New Land: Art Gallery Moves to Monroe Street Space with Eye on Growth and Future

After nearly eight years, Terrain is moving from the Cracker Building to a new home complete with gallery space, room to grow, and an opportunity to share.

Located at 628 N. Monroe St., across from Cedar Coffee, the new space will empower leaders of the nonprofit to realize their dreams of building “a top-down ecosystem of creativity,” executive director and co -founder Ginger Ewing mentioned.

Starting this process, Ewing said, will be essential for future programming and community engagement, but it is also “essential for the preservation of Spokane’s cultural space as a whole.

“We’ve been sounding the alarm for several years now,” she said. “If we don’t get ahead of the curve and put in place policies that keep spaces accessible and affordable for our social and cultural sectors, Spokane is going to face challenges very similar to those of San Francisco, Seattle and Portlands of the world, where the very people who made these cities a desirable place to live in the first place are being pushed out because the cost of living and working is no longer possible.

As housing prices continue to rise, Ewing and his colleagues at Terrain fear a crisis is imminent.

“On the surface, it might not seem like the gallery move is very closely tied together,” she said. But the greater autonomy and visibility the move provides will help Terrain Gallery and the artists it serves weather the storm.

“(It) fits the idea of ​​taking distinctive buildings in the heart of Spokane and filling them with art and other creative endeavors.

“We strongly believe that there are fair, just and thoughtful ways to drive tourism and economic growth – artists and the arts are key.”

Supporting local creatives of all kinds is at the heart of Terrain’s mission.

“In 2021, Terrain’s programs and events generated $949,286 in art sales and artist payments… 83% of which goes directly back into artists’ pockets,” Ewing said.
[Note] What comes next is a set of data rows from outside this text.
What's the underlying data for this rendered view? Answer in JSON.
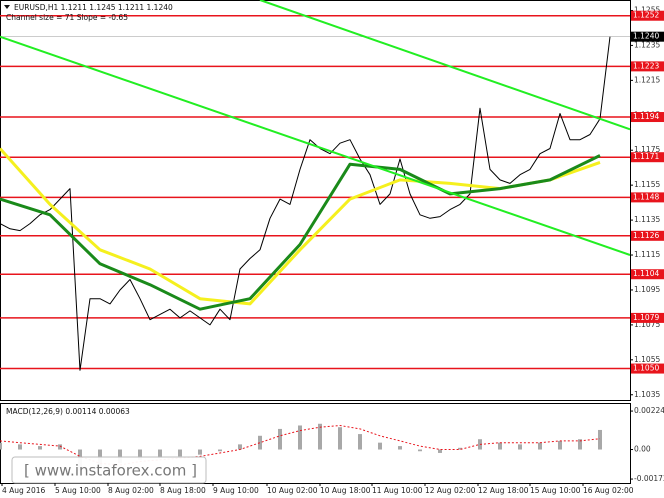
{
  "chart_data": [
    {
      "type": "line",
      "title": "EURUSD,H1  1.1211 1.1245 1.1211 1.1240",
      "subtitle": "Channel size = 71 Slope = -0.65",
      "xlim": [
        0,
        630
      ],
      "ylim": [
        1.1032,
        1.1261
      ],
      "xticks": [
        {
          "value": 2,
          "label": "4 Aug 2016"
        },
        {
          "value": 55,
          "label": "5 Aug 10:00"
        },
        {
          "value": 108,
          "label": "8 Aug 02:00"
        },
        {
          "value": 160,
          "label": "8 Aug 18:00"
        },
        {
          "value": 213,
          "label": "9 Aug 10:00"
        },
        {
          "value": 267,
          "label": "10 Aug 02:00"
        },
        {
          "value": 320,
          "label": "10 Aug 18:00"
        },
        {
          "value": 372,
          "label": "11 Aug 10:00"
        },
        {
          "value": 425,
          "label": "12 Aug 02:00"
        },
        {
          "value": 478,
          "label": "12 Aug 18:00"
        },
        {
          "value": 530,
          "label": "15 Aug 10:00"
        },
        {
          "value": 583,
          "label": "16 Aug 02:00"
        }
      ],
      "yticks": [
        1.1255,
        1.1235,
        1.1215,
        1.1195,
        1.1175,
        1.1155,
        1.1135,
        1.1115,
        1.1095,
        1.1075,
        1.1055,
        1.1035
      ],
      "levels": [
        1.1252,
        1.1223,
        1.1194,
        1.1171,
        1.1148,
        1.1126,
        1.1104,
        1.1079,
        {
          "value": 1.105,
          "label": "1.1050"
        }
      ],
      "level_color": "#e8141c",
      "current": {
        "value": 1.124,
        "label": "1.1240"
      },
      "grid": false,
      "series": [
        {
          "color": "#000000",
          "width": 1,
          "x": [
            0,
            10,
            20,
            30,
            40,
            50,
            60,
            70,
            80,
            90,
            100,
            110,
            120,
            130,
            140,
            150,
            160,
            170,
            180,
            190,
            200,
            210,
            220,
            230,
            240,
            250,
            260,
            270,
            280,
            290,
            300,
            310,
            320,
            330,
            340,
            350,
            360,
            370,
            380,
            390,
            400,
            410,
            420,
            430,
            440,
            450,
            460,
            470,
            480,
            490,
            500,
            510,
            520,
            530,
            540,
            550,
            560,
            570,
            580,
            590,
            600,
            610
          ],
          "values": [
            1.1133,
            1.113,
            1.1129,
            1.1133,
            1.1138,
            1.1141,
            1.1147,
            1.1153,
            1.1049,
            1.109,
            1.109,
            1.1087,
            1.1095,
            1.1101,
            1.109,
            1.1078,
            1.1081,
            1.1084,
            1.1079,
            1.1083,
            1.1079,
            1.1075,
            1.1084,
            1.1078,
            1.1107,
            1.1113,
            1.1118,
            1.1136,
            1.1147,
            1.1144,
            1.1164,
            1.1181,
            1.1176,
            1.1173,
            1.1179,
            1.1181,
            1.117,
            1.1161,
            1.1144,
            1.115,
            1.117,
            1.115,
            1.1138,
            1.1136,
            1.1137,
            1.1141,
            1.1144,
            1.115,
            1.1199,
            1.1164,
            1.1158,
            1.1156,
            1.1161,
            1.1164,
            1.1173,
            1.1176,
            1.1196,
            1.1181,
            1.1181,
            1.1184,
            1.1193,
            1.124
          ]
        },
        {
          "color": "#f5f01e",
          "width": 3,
          "x": [
            0,
            50,
            100,
            150,
            200,
            250,
            300,
            350,
            400,
            450,
            500,
            550,
            600
          ],
          "values": [
            1.1176,
            1.1144,
            1.1118,
            1.1107,
            1.109,
            1.1087,
            1.1118,
            1.1147,
            1.1158,
            1.1156,
            1.1153,
            1.1158,
            1.1168
          ]
        },
        {
          "color": "#1a8a1a",
          "width": 3,
          "x": [
            0,
            50,
            100,
            150,
            200,
            250,
            300,
            350,
            400,
            450,
            500,
            550,
            600
          ],
          "values": [
            1.1147,
            1.1138,
            1.111,
            1.1098,
            1.1084,
            1.109,
            1.1121,
            1.1167,
            1.1164,
            1.115,
            1.1153,
            1.1158,
            1.1172
          ]
        },
        {
          "color": "#22ee22",
          "width": 2,
          "x": [
            260,
            630
          ],
          "values": [
            1.1261,
            1.1187
          ]
        },
        {
          "color": "#22ee22",
          "width": 2,
          "x": [
            0,
            630
          ],
          "values": [
            1.124,
            1.1115
          ]
        }
      ]
    },
    {
      "type": "bar",
      "title": "MACD(12,26,9) 0.00114 0.00063",
      "xlim": [
        0,
        630
      ],
      "ylim": [
        -0.00195,
        0.00271
      ],
      "yticks": [
        0.00224,
        {
          "value": 0,
          "label": "0.00"
        },
        -0.00172
      ],
      "series": [
        {
          "color": "#a8a8a8",
          "x": [
            0,
            20,
            40,
            60,
            80,
            100,
            120,
            140,
            160,
            180,
            200,
            220,
            240,
            260,
            280,
            300,
            320,
            340,
            360,
            380,
            400,
            420,
            440,
            460,
            480,
            500,
            520,
            540,
            560,
            580,
            600
          ],
          "values": [
            0.0004,
            0.0003,
            0.0002,
            0.0003,
            -0.0012,
            -0.001,
            -0.0008,
            -0.0006,
            -0.0005,
            -0.0004,
            -0.0003,
            -0.0001,
            0.0003,
            0.0008,
            0.0012,
            0.0014,
            0.0015,
            0.0013,
            0.0009,
            0.0004,
            0.0002,
            -0.0001,
            -0.0002,
            0.0001,
            0.0006,
            0.0004,
            0.0003,
            0.0004,
            0.0005,
            0.0006,
            0.00114
          ]
        },
        {
          "color": "#e8141c",
          "type": "line",
          "x": [
            0,
            20,
            40,
            60,
            80,
            100,
            120,
            140,
            160,
            180,
            200,
            220,
            240,
            260,
            280,
            300,
            320,
            340,
            360,
            380,
            400,
            420,
            440,
            460,
            480,
            500,
            520,
            540,
            560,
            580,
            600
          ],
          "values": [
            0.0005,
            0.0004,
            0.0003,
            0.0002,
            -0.0004,
            -0.0008,
            -0.0009,
            -0.0007,
            -0.0006,
            -0.0005,
            -0.0004,
            -0.0002,
            0,
            0.0004,
            0.0008,
            0.0011,
            0.0013,
            0.0014,
            0.0012,
            0.0008,
            0.0005,
            0.0002,
            0,
            0,
            0.0003,
            0.0004,
            0.0004,
            0.0004,
            0.0005,
            0.0005,
            0.00063
          ]
        }
      ]
    }
  ],
  "watermark": "[ www.instaforex.com ]"
}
Add to that the fact that Terrain hasn’t been able to hold its flagship event for two years now, that number is still up 78% from 2019, she said.

“I think because we do these large-scale events that have thousands of attendees, people think we’re a much bigger organization than we really are,” she said. “But we’re still a very small nonprofit.”
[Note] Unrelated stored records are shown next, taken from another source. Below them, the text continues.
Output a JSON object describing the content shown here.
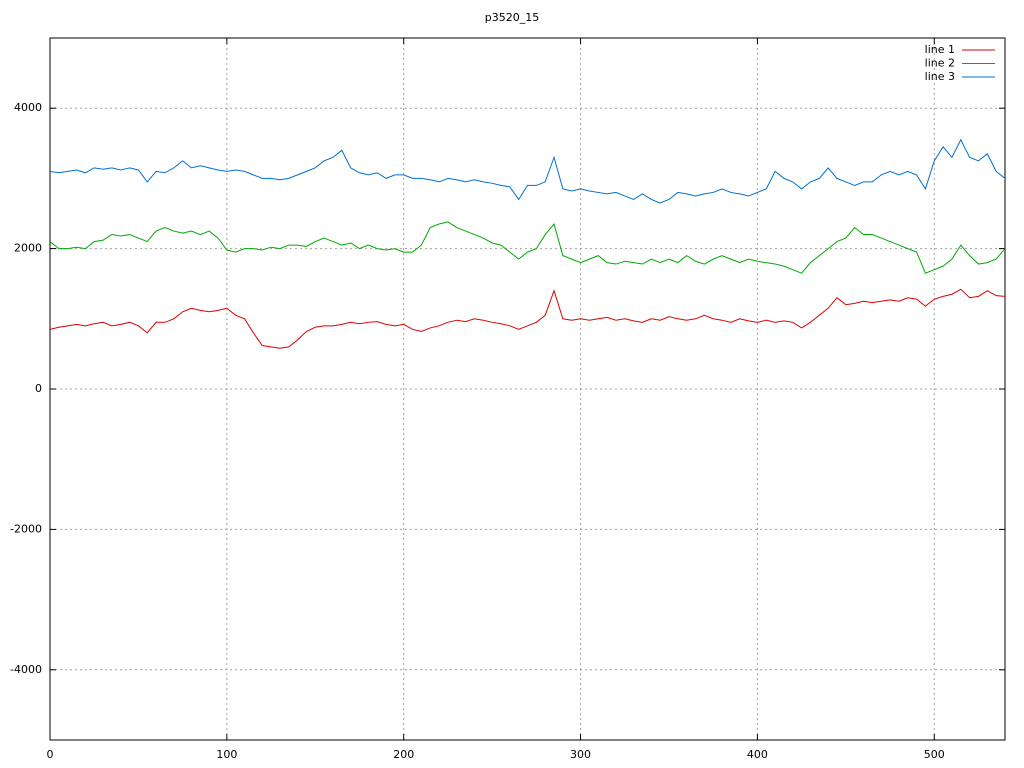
{
  "chart_data": {
    "type": "line",
    "title": "p3520_15",
    "legend": "top-right",
    "grid": true,
    "xlim": [
      0,
      540
    ],
    "ylim": [
      -5000,
      5000
    ],
    "xticks": [
      0,
      100,
      200,
      300,
      400,
      500
    ],
    "yticks": [
      -4000,
      -2000,
      0,
      2000,
      4000
    ],
    "x": [
      0,
      5,
      10,
      15,
      20,
      25,
      30,
      35,
      40,
      45,
      50,
      55,
      60,
      65,
      70,
      75,
      80,
      85,
      90,
      95,
      100,
      105,
      110,
      115,
      120,
      125,
      130,
      135,
      140,
      145,
      150,
      155,
      160,
      165,
      170,
      175,
      180,
      185,
      190,
      195,
      200,
      205,
      210,
      215,
      220,
      225,
      230,
      235,
      240,
      245,
      250,
      255,
      260,
      265,
      270,
      275,
      280,
      285,
      290,
      295,
      300,
      305,
      310,
      315,
      320,
      325,
      330,
      335,
      340,
      345,
      350,
      355,
      360,
      365,
      370,
      375,
      380,
      385,
      390,
      395,
      400,
      405,
      410,
      415,
      420,
      425,
      430,
      435,
      440,
      445,
      450,
      455,
      460,
      465,
      470,
      475,
      480,
      485,
      490,
      495,
      500,
      505,
      510,
      515,
      520,
      525,
      530,
      535,
      540
    ],
    "series": [
      {
        "name": "line 1",
        "color": "#dd0000",
        "values": [
          850,
          880,
          900,
          920,
          900,
          930,
          950,
          900,
          920,
          950,
          900,
          800,
          950,
          950,
          1000,
          1100,
          1150,
          1120,
          1100,
          1120,
          1150,
          1050,
          1000,
          800,
          620,
          600,
          580,
          600,
          700,
          820,
          880,
          900,
          900,
          920,
          950,
          930,
          950,
          960,
          920,
          900,
          920,
          850,
          820,
          870,
          900,
          950,
          980,
          960,
          1000,
          980,
          950,
          930,
          900,
          850,
          900,
          950,
          1050,
          1400,
          1000,
          980,
          1000,
          980,
          1000,
          1020,
          980,
          1000,
          970,
          950,
          1000,
          980,
          1030,
          1000,
          980,
          1000,
          1050,
          1000,
          980,
          950,
          1000,
          970,
          950,
          980,
          950,
          970,
          950,
          870,
          950,
          1050,
          1150,
          1300,
          1200,
          1220,
          1250,
          1230,
          1250,
          1270,
          1250,
          1300,
          1280,
          1180,
          1280,
          1320,
          1350,
          1420,
          1300,
          1320,
          1400,
          1330,
          1320
        ]
      },
      {
        "name": "line 2",
        "color": "#00aa00",
        "values": [
          2100,
          2000,
          2000,
          2020,
          2000,
          2100,
          2120,
          2200,
          2180,
          2200,
          2150,
          2100,
          2250,
          2300,
          2250,
          2220,
          2250,
          2200,
          2250,
          2150,
          1980,
          1950,
          2000,
          2000,
          1980,
          2020,
          2000,
          2050,
          2050,
          2030,
          2100,
          2150,
          2100,
          2050,
          2080,
          2000,
          2050,
          2000,
          1980,
          2000,
          1950,
          1950,
          2050,
          2300,
          2350,
          2380,
          2300,
          2250,
          2200,
          2150,
          2080,
          2050,
          1950,
          1850,
          1950,
          2000,
          2200,
          2350,
          1900,
          1850,
          1800,
          1850,
          1900,
          1800,
          1780,
          1820,
          1800,
          1780,
          1850,
          1800,
          1850,
          1800,
          1900,
          1820,
          1780,
          1850,
          1900,
          1850,
          1800,
          1850,
          1820,
          1800,
          1780,
          1750,
          1700,
          1650,
          1800,
          1900,
          2000,
          2100,
          2150,
          2300,
          2200,
          2200,
          2150,
          2100,
          2050,
          2000,
          1950,
          1650,
          1700,
          1750,
          1850,
          2050,
          1900,
          1780,
          1800,
          1850,
          2000
        ]
      },
      {
        "name": "line 3",
        "color": "#0070d0",
        "values": [
          3100,
          3080,
          3100,
          3120,
          3080,
          3150,
          3130,
          3150,
          3120,
          3150,
          3120,
          2950,
          3100,
          3080,
          3150,
          3250,
          3150,
          3180,
          3150,
          3120,
          3100,
          3120,
          3100,
          3050,
          3000,
          3000,
          2980,
          3000,
          3050,
          3100,
          3150,
          3250,
          3300,
          3400,
          3150,
          3080,
          3050,
          3080,
          3000,
          3050,
          3050,
          3000,
          3000,
          2980,
          2950,
          3000,
          2980,
          2950,
          2980,
          2950,
          2930,
          2900,
          2880,
          2700,
          2900,
          2900,
          2950,
          3300,
          2850,
          2820,
          2850,
          2820,
          2800,
          2780,
          2800,
          2750,
          2700,
          2780,
          2700,
          2650,
          2700,
          2800,
          2780,
          2750,
          2780,
          2800,
          2850,
          2800,
          2780,
          2750,
          2800,
          2850,
          3100,
          3000,
          2950,
          2850,
          2950,
          3000,
          3150,
          3000,
          2950,
          2900,
          2950,
          2950,
          3050,
          3100,
          3050,
          3100,
          3050,
          2850,
          3250,
          3450,
          3300,
          3550,
          3300,
          3250,
          3350,
          3100,
          3000
        ]
      }
    ]
  }
}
The organization consists of two full-time employees and “a handful” of staff who work out of their storefront at River Park Square From Here.

“So these numbers really speak to a lot of excitement and deep love for our creative community here in Spokane,” she said.

Originally scheduled to open on April 8, backlogs of permit applications with the city forced the date to move back. The space will now host a soft opening as part of Terrain’s first Friday reception on May 6, followed by a grand reopening shortly after. Land currently leases the building.

But, Ewing said, they are open to proposals from investors. In addition to greater visibility and greater autonomy, the new building offers workshop space, which will allow Terrain greater freedom of programming.

Terrain will share the building with other local nonprofits, including the Center for Children’s Book Arts, Spokast and the Spokane Workers’ Co-op.

“The building will be filled with like-minded businesses, and we will create synergy and camaraderie between us,” Ewing said.

Ewing is especially looking forward to collaborating with Ashley Reese, owner of the Center for Children’s Book Arts, a 2021 graduate of Terrain’s Creative Enterprise program.

Terrain is currently accepting applications for its Creative Enterprise 2022 cohort, a 12-week professional development program for artists, creators and creative businesses. Applications close May 1. For more information, visit

“It’s really exciting to be able to partner with her in space and support her efforts as she launches her new non-profit venture,” Ewing said.

Built in 1904, the building retains its original sheet metal ceiling, listed in the historical register.

“We’re really proud to be able to honor the building’s history while breathing new life into its future, which we’ve done for many spaces we’ve occupied in the past,” Ewing said.